Меня наказали за то, что я был неосторожен, и для того, чтобы я был вперед осторожнее. Но такая логика детскому уму недоступна либо еще хуже – представляется ему лживою казуистикой. По-моему, выходило просто, что меня наказали за то, что я упал из окна. Иными словами – вместо того, чтобы меня жалеть, утешать и даже вознаграждать за Бог весть откуда свалившееся несчастье, – мне причиняют новое, незаслуженное горе. Такие случаи были часты в моем детстве, как, вероятно, в детстве каждого из нас. Я их переживал мучительно. Мне казалось не то ужасно, что именно со мною несправедливы, но что вообще – как можно жить в мире, где делается такое? От этих мыслей я как бы внутренне задыхался, захлебывался. Надо еще прибавить, что я был необычайно серьезен (актер Сашин, известный в свое время комик, прозвал меня маленьким старичком) – над серьезностью этой подтрунивали, и тогда я казался себе предметом общего издевательства. Однажды на даче кухарка Агафья резала цыплят. Отрезав цыпленку голову, она выпускала его из рук; истекая кровью и шатаясь, как пьяный, безголовый цыпленок бежал несколько шагов по траве и падал. Какие-то бабы смеялись. Случилось после того, что сестра меня чем-то обидела – я заревел. Она надо мной подшутила. Тогда, свету не взвидев, я высказал все, что в душе скопилось:
– Да, вот – зарезали петуха и над ним смеетесь!
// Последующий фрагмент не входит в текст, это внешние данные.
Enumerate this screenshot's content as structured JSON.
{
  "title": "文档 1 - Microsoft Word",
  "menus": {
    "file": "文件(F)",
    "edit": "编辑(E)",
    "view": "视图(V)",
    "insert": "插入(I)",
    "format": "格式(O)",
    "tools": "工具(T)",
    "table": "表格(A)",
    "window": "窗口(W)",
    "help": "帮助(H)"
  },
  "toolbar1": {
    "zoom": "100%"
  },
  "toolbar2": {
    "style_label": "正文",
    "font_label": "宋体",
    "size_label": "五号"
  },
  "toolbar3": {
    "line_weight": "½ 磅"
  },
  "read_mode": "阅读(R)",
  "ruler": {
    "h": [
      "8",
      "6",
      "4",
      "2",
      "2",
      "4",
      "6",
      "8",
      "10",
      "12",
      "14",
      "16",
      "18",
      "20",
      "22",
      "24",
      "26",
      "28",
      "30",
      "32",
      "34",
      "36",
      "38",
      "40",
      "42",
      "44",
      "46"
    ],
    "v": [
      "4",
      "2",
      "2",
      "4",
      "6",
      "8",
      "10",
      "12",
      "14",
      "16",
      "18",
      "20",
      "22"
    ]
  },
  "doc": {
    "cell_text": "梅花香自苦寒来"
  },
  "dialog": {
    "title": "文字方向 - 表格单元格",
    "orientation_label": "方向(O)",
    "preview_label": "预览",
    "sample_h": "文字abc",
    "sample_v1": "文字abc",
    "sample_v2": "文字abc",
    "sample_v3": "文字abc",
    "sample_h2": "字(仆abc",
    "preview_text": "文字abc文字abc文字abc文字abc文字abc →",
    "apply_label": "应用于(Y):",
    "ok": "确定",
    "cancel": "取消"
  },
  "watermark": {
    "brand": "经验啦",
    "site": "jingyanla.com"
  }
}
Как многие дети, я часто задумывался, не подкидыш ли я, и преисполнялся к себе жгучею жалостью. Порою после какой-нибудь неприятности я находил наслаждение в том, что изо всех сил бередил эту рану. Я запирался в самом отдаленном и отнюдь не для того предназначенном уголке квартиры и там, в тесноте, при свете огарка, предавался страшным мечтам. Мне виделись душераздирающие семейные сцены, навеянные чтением Диккенса и Шпильгагена 33. Я в них играл роль жертвы, столь несчастной и столь благородной, как только можно себе представить. При этом я думал о себе в третьем лице: «он». Каждый раз все кончалось тем, что «он», произнеся самую сердцещипательную и самую самоотверженную речь в мире, всех примирив, все устроив, всех сделав счастливыми, падал жертвою перенесенных страданий: «Сказав это, он приложил руку к сердцу, зашатался и упал мертвым». Далее воображал я уже надгробные о себе рыдания – и сам начинал плакать. То были, однако, сладкие слезы, очистительные, как все, проливаемые над вымыслом. Свое странное убежище я покидал умиротворенный и размягченный сердечно, в некой духовной приподнятости, и давал себе слово впредь быть именно таким хорошим и великодушным, каким только что себя воображал.
Приступы сих трагических переживаний особенно часты были, когда мне было лет восемь и я уже учился в школе. Постепенно они начали себе находить выражение и отчасти исход в стихах, слагавшихся, впрочем, под влиянием литературных образцов особого рода. Но тут я хочу вернуться немного назад, к самому возникновению писательских моих опытов.